After three days, Millar and Leyden emerged from the Chaukan Pass, but the mountainous jungle continued. In fact, as Millar noted in his diary, ‘the going became still more difficult’. They were descending only slowly from a height of about 8000 feet. They proceeded, slashing with their kukris (or large, curved knives) along the elephant tracks Goal Miri had identified, which at first, or even second, glance didn’t look like tracks at all. Or they would follow the banks of the rivers. Hitherto, these had tended to go across their direction of travel, but when they came out of the pass, Millar and Leyden struck a river that was going their way – that is, west. It was called the Noa Dehing.
They couldn’t cross the Noa Dehing, which was about 400 yards wide, and sunk in a deep, jungly gorge. They couldn’t even
see
across it, steaming rain having reduced the visibility to almost nil. They were therefore stuck on the right-hand bank – and this confirmed their appointment with the Dapha, which was a tributary of the Noa Dehing shortly to come thundering in from the right. Meanwhile, it was usually better to follow the bank of the Noa Dehing than hack away at the jungle.
So Millar and Leyden walked along the stones at the water’s edge – when there
was
an edge to the water – as opposed to a vertical wall of red mud. Some of these stones, Millar wrote, were about the size and shape of a cricket ball, and threatened to twist your ankle. Others were about the size and shape of a small house, so Millar and Leyden would climb up, across and down, often descending into deep pools, so that the leather of their boots began to rot. When the vertical mud wall was the only option, they proceeded monkey-like, holding onto the roots of trees or stout bamboos. It is unlikely that they talked much as they climbed. Their voices would have been drowned out by the crashing past of the river; and a malnourished man finds it hard to talk. It becomes a labour to formulate the thoughts and pronounce the words.

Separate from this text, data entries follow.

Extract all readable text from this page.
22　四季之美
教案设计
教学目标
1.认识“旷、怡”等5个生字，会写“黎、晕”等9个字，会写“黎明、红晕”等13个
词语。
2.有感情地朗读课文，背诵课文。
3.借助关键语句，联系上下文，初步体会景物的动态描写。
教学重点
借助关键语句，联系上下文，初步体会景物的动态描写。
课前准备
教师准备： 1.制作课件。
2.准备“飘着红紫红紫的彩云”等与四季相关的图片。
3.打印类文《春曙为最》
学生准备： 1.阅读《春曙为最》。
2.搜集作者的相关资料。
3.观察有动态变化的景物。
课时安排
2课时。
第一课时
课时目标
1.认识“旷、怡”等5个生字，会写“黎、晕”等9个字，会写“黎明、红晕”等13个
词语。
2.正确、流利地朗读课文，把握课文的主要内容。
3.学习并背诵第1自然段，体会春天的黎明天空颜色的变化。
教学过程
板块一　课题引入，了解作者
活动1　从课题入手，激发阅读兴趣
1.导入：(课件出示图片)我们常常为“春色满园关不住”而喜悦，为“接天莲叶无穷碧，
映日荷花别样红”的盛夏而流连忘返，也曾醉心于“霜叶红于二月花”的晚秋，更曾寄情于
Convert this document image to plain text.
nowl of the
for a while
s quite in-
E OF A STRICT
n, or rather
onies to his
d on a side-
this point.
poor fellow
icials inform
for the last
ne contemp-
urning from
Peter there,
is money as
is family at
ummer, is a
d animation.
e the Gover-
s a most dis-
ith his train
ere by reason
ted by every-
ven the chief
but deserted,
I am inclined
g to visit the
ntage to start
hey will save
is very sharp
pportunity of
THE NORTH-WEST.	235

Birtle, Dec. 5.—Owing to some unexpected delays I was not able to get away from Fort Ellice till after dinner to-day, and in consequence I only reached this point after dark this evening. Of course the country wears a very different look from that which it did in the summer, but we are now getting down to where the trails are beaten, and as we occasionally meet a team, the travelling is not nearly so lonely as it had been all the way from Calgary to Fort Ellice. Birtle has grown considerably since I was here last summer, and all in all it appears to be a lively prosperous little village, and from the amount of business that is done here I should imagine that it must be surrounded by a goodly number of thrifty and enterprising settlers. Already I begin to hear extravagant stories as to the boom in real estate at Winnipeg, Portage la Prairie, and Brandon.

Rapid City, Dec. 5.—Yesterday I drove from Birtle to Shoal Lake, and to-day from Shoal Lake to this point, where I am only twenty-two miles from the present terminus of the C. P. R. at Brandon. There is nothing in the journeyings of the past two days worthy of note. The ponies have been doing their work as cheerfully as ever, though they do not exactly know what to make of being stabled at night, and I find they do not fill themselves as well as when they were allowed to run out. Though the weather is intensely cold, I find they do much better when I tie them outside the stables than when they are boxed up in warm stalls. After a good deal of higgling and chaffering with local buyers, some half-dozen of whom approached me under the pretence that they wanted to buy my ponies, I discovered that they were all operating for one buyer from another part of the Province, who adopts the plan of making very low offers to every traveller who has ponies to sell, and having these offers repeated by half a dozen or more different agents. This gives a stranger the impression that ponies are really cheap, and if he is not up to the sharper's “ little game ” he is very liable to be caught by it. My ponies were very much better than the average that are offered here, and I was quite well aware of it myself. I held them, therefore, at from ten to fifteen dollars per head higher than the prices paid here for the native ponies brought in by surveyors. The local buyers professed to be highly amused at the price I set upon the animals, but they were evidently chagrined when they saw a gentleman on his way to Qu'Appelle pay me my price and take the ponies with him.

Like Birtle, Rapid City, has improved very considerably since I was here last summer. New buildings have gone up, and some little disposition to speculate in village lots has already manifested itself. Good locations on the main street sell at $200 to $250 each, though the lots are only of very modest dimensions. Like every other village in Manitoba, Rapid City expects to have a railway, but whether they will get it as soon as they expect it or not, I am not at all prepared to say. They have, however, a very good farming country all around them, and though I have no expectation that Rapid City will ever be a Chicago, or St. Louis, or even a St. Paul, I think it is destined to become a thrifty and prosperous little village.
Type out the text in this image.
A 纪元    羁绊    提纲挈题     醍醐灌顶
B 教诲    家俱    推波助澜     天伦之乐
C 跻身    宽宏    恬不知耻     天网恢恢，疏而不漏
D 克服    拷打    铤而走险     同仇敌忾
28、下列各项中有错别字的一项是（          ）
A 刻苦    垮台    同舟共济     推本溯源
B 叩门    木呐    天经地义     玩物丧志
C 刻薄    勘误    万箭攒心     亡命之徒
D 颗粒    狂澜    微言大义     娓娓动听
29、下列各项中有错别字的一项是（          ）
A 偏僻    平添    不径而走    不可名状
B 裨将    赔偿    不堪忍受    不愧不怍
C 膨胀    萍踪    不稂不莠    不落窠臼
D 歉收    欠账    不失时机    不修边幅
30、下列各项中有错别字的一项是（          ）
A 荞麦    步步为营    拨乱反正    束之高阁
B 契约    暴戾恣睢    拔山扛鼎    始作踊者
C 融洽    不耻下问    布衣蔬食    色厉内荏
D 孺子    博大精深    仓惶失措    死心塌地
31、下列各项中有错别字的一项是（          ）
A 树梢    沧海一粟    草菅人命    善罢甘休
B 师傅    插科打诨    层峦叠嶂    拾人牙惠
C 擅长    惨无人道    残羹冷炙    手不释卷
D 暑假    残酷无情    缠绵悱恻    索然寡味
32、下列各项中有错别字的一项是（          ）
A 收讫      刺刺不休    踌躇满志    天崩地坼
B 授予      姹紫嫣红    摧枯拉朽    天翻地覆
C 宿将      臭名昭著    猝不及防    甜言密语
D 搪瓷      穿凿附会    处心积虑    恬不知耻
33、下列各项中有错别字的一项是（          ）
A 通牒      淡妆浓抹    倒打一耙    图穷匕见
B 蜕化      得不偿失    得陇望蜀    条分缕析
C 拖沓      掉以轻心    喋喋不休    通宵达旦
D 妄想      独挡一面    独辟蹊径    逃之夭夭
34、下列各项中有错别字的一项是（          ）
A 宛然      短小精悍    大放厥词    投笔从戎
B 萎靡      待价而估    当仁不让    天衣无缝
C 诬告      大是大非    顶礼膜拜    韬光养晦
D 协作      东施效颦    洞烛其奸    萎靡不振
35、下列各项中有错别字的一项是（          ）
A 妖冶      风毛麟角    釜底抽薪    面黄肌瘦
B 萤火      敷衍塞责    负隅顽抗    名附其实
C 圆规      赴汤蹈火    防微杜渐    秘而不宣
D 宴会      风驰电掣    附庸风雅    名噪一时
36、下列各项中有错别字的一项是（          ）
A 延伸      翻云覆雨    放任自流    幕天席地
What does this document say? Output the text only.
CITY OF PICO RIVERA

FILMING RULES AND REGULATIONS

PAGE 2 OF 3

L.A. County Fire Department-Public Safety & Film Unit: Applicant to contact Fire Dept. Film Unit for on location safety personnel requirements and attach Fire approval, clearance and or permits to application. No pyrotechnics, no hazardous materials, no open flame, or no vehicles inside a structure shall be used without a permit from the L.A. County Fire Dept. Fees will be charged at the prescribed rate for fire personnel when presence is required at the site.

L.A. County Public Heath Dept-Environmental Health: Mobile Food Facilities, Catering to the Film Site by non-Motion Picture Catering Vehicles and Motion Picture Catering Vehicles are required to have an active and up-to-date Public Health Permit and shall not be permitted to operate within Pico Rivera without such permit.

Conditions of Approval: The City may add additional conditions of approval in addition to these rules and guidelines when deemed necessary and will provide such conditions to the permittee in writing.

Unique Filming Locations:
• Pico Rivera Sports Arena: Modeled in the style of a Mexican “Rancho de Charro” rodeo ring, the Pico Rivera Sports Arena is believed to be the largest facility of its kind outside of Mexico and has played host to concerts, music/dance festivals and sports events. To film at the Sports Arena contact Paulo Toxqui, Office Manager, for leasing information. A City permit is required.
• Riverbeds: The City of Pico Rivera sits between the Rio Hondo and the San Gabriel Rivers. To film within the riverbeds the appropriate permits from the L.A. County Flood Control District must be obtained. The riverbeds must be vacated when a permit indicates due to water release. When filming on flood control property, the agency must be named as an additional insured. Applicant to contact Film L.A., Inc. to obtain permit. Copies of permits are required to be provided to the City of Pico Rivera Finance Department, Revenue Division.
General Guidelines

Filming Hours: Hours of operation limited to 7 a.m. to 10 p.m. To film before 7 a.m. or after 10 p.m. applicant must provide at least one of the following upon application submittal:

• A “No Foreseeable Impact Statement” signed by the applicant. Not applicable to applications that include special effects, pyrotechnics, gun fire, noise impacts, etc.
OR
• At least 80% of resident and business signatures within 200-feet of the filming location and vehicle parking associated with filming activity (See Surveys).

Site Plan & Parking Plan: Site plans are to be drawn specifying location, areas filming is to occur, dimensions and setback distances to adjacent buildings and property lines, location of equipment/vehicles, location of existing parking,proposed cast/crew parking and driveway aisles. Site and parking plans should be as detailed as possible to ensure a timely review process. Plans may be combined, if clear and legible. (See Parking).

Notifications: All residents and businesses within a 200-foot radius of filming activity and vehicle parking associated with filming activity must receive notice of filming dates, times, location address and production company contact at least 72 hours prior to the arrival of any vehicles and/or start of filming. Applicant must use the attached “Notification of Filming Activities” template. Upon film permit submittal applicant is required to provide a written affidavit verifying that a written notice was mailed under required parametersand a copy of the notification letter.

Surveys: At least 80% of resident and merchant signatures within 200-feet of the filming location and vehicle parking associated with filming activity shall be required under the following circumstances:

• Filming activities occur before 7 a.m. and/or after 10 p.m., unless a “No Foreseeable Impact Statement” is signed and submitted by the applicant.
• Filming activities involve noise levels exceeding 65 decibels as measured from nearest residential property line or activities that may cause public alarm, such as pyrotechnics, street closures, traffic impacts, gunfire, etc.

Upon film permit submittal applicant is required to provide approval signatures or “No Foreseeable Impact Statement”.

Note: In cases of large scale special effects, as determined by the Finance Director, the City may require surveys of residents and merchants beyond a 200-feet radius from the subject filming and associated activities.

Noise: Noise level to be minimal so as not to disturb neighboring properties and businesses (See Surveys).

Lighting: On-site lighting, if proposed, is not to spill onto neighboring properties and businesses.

The rain made it hard to light the fires they needed at night to boil up their rice. They had to search the undergrowth for dry bamboo, which they cut into slivers to make kindling. This they then tried to ignite, but the Lion Safety Matches of India and Burma were considered by many of their users all
too
safe: the sulphur tended to drop off the end when they were struck, or they would break in half.
When bamboo does burn, it makes a mellow bubbling, popping sound. Every night after they’d eaten their rice, Millar and Leyden made tea: Assam leaves swirling in a brew tin full of river water. G. D. L. Millar was a tea planter from Assam – manager of the Kacharigaon Tea Company – and never let it be said of the British tea planters of India that they did not consume their own product.
On one those early evenings by the fire, Leyden took a photograph of Millar; it shows a tough forty-two-year-old, unshaven, standing in front of a bamboo fire. The porters crouch around him Burmese-style, like close fielders around a batsman; he wears loose fatigues and the manner in which he holds his cigarette is slightly rakish. Millar was christened Guy Daisy. In the Edwardian days of his birth, Daisy could be a boy’s name; it might be further explained in Millar’s case by the fact that he was born on a farm in Cornwall. Daisy means nothing more incriminating than ‘the day’s eye’ and you might think it would suit an outdoorsman. But Millar made that ‘D’ stand for Denny.